I’m hesitant to use the word brave, but Reid’s decision to center a sapphic love story without softening its consequences, risks alienating parts of her beach-read audience. That matters, and it makes this book feel like something more ambitious than her past work.
By revealing the outcome of the 1984 mission early on, Reid bakes tension into every interaction that follows. We know from the start who survives and who doesn’t. That amps up the emotional stakes for characters we’re still getting to know (a trick Suzanne Collins used to great effect in “Sunrise on the Reaping,” too).
Per usual, Reid’s character work shines. Even side characters — many of whom don’t make it through the disaster — leave a mark. Griff, the affable scientist with a quiet crush on Joan, becomes one of the novel’s most moving examples of allyship. Lydia, who starts as comic relief, ultimately helps save the crew and recasts her whole arc in a more serious light. Vanessa, emotionally guarded and technically brilliant, becomes the novel’s spine.
Others are more uneven. Joan’s sister Barbara feels more like a plot device than a person, and her daughter Frances adds tension but not much depth. These family dynamics humanize Joan, but they don’t resonate the way her professional and emotional journeys do.
I usually root hard for 80s-set sapphic love stories (hello, “San Junipero”), but Joan and Vanessa didn’t quite land for me — at least not at first. Their connection feels more circumstantial than magnetic: two lonely, ambitious women finding in each other someone who understands the pressure without judgment.
That changed during a quiet, devastating scene where Joan realizes she can’t bring Vanessa to her sister’s wedding. It’s a moment of queer shame, of small but shattering erasure, and it’s what finally made their relationship feel real.

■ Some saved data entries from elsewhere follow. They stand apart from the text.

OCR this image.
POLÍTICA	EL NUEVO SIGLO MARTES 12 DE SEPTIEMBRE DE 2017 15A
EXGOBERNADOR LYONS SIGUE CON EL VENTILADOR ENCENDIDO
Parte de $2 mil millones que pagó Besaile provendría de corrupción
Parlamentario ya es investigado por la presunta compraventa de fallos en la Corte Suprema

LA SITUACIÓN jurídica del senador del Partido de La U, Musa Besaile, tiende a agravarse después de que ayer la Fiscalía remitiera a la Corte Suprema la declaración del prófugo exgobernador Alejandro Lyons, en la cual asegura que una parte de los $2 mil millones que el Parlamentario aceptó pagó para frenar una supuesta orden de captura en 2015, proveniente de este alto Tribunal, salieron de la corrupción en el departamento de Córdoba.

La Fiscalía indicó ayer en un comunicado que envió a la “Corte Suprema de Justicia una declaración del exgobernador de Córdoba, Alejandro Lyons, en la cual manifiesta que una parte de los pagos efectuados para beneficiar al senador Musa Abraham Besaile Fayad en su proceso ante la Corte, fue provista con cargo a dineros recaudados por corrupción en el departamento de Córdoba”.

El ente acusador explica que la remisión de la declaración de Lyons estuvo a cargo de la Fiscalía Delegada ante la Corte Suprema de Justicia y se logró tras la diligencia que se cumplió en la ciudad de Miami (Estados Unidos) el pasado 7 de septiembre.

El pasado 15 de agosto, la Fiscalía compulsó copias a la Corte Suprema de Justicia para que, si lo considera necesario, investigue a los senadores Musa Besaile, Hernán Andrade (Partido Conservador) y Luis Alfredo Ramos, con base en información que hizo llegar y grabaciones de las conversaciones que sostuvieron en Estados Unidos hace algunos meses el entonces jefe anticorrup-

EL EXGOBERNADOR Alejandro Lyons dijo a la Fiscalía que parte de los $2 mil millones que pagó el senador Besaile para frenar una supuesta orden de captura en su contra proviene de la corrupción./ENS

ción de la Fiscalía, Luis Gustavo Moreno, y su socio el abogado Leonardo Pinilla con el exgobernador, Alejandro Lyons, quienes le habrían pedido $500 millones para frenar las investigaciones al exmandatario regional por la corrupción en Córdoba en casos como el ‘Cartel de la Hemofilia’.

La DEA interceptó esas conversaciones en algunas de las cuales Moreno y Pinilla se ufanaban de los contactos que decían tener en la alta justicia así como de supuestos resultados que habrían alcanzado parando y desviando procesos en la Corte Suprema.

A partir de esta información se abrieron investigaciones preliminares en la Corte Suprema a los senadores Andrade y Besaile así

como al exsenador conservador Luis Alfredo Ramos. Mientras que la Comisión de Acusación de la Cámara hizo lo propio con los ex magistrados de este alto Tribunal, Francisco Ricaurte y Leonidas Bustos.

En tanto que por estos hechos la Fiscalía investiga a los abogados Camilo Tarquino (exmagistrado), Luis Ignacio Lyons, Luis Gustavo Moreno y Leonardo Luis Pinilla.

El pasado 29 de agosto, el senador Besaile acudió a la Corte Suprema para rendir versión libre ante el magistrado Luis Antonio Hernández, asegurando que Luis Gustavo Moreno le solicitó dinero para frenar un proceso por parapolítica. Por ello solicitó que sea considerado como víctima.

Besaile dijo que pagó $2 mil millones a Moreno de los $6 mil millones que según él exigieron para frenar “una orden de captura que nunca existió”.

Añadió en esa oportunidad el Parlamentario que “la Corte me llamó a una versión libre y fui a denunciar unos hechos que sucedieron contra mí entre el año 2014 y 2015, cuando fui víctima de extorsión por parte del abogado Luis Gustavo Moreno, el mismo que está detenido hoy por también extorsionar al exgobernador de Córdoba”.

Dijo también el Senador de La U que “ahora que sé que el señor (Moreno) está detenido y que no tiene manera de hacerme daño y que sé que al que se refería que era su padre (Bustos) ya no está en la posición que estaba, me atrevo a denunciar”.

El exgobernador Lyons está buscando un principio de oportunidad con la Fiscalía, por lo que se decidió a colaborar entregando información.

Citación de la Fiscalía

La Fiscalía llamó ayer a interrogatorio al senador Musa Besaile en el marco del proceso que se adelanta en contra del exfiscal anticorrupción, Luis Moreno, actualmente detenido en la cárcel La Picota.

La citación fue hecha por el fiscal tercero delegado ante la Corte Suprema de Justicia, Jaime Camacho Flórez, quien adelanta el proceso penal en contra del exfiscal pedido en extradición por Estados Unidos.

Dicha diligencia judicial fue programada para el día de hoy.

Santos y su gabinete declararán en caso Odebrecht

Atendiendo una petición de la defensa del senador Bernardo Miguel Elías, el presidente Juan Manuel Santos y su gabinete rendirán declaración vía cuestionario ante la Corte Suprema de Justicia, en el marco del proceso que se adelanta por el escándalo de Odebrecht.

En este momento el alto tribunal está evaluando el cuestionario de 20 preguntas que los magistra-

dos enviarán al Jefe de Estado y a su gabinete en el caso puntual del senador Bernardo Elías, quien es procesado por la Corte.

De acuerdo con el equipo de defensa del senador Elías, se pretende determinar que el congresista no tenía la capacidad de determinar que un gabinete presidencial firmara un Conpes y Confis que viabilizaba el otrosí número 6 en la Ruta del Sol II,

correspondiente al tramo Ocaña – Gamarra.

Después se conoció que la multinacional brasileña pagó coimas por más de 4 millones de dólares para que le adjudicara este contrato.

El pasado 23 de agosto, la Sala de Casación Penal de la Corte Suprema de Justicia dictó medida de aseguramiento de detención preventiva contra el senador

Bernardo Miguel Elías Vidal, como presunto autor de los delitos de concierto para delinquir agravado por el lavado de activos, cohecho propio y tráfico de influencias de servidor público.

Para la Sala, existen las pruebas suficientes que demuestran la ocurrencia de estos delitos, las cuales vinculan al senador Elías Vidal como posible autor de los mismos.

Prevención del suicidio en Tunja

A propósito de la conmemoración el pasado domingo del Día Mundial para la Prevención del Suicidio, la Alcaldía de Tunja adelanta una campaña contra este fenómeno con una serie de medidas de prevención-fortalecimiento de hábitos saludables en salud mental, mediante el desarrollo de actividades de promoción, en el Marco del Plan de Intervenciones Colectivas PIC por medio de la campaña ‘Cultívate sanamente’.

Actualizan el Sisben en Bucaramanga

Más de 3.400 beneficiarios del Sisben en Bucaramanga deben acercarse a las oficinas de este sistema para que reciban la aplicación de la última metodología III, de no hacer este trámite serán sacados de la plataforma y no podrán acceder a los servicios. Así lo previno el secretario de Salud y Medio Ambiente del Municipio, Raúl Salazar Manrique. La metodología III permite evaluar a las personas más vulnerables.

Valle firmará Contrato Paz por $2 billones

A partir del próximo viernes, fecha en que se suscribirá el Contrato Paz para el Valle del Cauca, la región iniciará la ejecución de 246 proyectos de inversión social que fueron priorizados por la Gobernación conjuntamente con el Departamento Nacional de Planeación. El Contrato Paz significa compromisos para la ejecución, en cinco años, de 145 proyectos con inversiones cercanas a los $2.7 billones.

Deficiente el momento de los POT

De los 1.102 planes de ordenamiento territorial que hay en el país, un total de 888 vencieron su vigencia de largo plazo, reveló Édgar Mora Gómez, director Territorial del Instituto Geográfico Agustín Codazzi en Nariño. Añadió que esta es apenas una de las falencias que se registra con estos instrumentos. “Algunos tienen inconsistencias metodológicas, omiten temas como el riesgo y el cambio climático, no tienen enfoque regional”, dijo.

Joan doesn’t come out so much as she edges toward self-recognition. It’s a slow, quiet reckoning that feels historically honest. This isn’t a triumphant queer narrative, it’s a plausible one — and that makes it hit harder.
Reid has always excelled at hooks, but “Atmosphere” aims for more. It doesn’t just ask whether women can make it to space, it asks what part of themselves they have to leave behind to get there. It examines the real cost of being queer in a professional environment, especially one dominated by men and rigid norms. These issues are still relevant, and Reid handles them with more nuance than she’s often credited for.
Julia Whelan, as always, delivers a great audiobook performance. She nails the emotional unraveling of Joan in the final chapters, making the last 20 minutes of the audiobook genuinely tear-inducing. Kristen DiMercurio brings much-needed gravity to Vanessa’s voice during the 1984 sequences. Still, I wish the narration had been more integrated — each narrator playing off the other might’ve added texture to the dual timelines.
Compared to Reid’s other work, this sits in the middle. It’s a major step up from “Carrie Soto Is Back,” and more emotionally grounded than “Malibu Rising,” even if it doesn’t hit the high notes as consistently as “...Evelyn Hugo.”
What sets it apart is its relevance. Reid doesn’t just put a queer woman in space, she makes you feel what it costs to stay there. It’s not perfect, but it’s important.
And it’ll make a helluva movie.
Rating (story): 4/5 stars
Rating (narration): 4/5 stars
Format: Audiobook (library loan)
Dates read: June 9 – June 12, 2025
Multi-tasking: Good to go, but make sure to give the beginning and ending your full attention. It’s quite the ride.